Amazon Fined €35m for Breach of GDPR Advertising Cookies Laws

In a busy day for the French Data Protection Authority CNIL, it was announced on Thursday that e-commerce giant Amazon had been fined €35m for a breach of the European Union’s General Data Protection Regulation in relation to the placing of advertising tracking cookies on the devices of web users with seek their authorization for doing so.

This announcement comes on the same day that the CNIL announced a GDPR fine of €100m had been sanctioned against Internet giant Google. In it’s ruling, which you can read here,  CNIL said

As part of an official investigation CNIL discovered that Amazon’s French portals are failing to ask for the prior consent of visitors before placing advertising cookies, tiny pieces of data saved while using the Internet, on their computed and other devices.
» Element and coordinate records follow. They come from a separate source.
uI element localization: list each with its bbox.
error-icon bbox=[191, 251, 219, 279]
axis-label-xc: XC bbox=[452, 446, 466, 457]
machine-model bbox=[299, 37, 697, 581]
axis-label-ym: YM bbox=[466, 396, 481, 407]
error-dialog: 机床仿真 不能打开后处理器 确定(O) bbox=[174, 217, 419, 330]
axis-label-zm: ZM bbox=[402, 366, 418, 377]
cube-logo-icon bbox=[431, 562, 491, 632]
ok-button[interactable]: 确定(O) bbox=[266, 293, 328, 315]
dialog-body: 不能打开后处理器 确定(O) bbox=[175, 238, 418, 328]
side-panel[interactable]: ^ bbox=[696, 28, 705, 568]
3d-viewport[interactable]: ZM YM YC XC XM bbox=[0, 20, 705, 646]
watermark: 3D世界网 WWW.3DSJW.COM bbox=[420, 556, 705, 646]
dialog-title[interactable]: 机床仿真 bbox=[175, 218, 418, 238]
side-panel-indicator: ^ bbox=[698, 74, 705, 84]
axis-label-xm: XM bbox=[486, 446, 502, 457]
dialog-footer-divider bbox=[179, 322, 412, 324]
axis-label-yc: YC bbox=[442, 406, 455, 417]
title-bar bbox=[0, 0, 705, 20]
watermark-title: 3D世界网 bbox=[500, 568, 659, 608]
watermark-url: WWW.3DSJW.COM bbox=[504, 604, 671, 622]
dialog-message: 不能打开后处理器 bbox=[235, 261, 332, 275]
In relation to the finding of the GDPR investigation, CNIL said that those using the French Amazon page who click on an advert are in danger of risk being exposed to privacy violations because cookies are instantly deployed without any information on their use being provided to users. It said that the regulatory body had “considered that the information banner displayed by the company, which was By using this website, you accept our use of cookies allowing to offer and improve our services. Read More.’, only contained a general and approximate information regarding the purposes of all the cookies placed. In particular, it considered that, by reading the banner, the user could not understand that cookies placed on his or her computer were mainly used to display personalized ads. It also noted that the banner did not explain to the user that it could refuse these cookies and how to do it.”

CNIL added that this sort of advertising cookie “can only be placed after the user has expressed his or her consent”. By placing it before this GDPR regulations were being breached. In addition it was revealed that Amazon had not provided clear or complete information about the cookies it placed on computers of users until a redesign in September 2020.

This GDPR penalty must be paid by its Luxembourg-based entity. Amazon released a statement which said that the company do no agree with CNIL’s decision. It said: “We continuously update our privacy practices to ensure that we meet the evolving needs and expectations of customers and regulators and fully comply with all applicable laws in every country in which we operate”.

Amazon has also been given a time-period of three month to ensure that it is conforming with the GDPR requirements. Failing to do so will result sin additional daily fines of €100,000 for every day until GDPR compliance can be shown.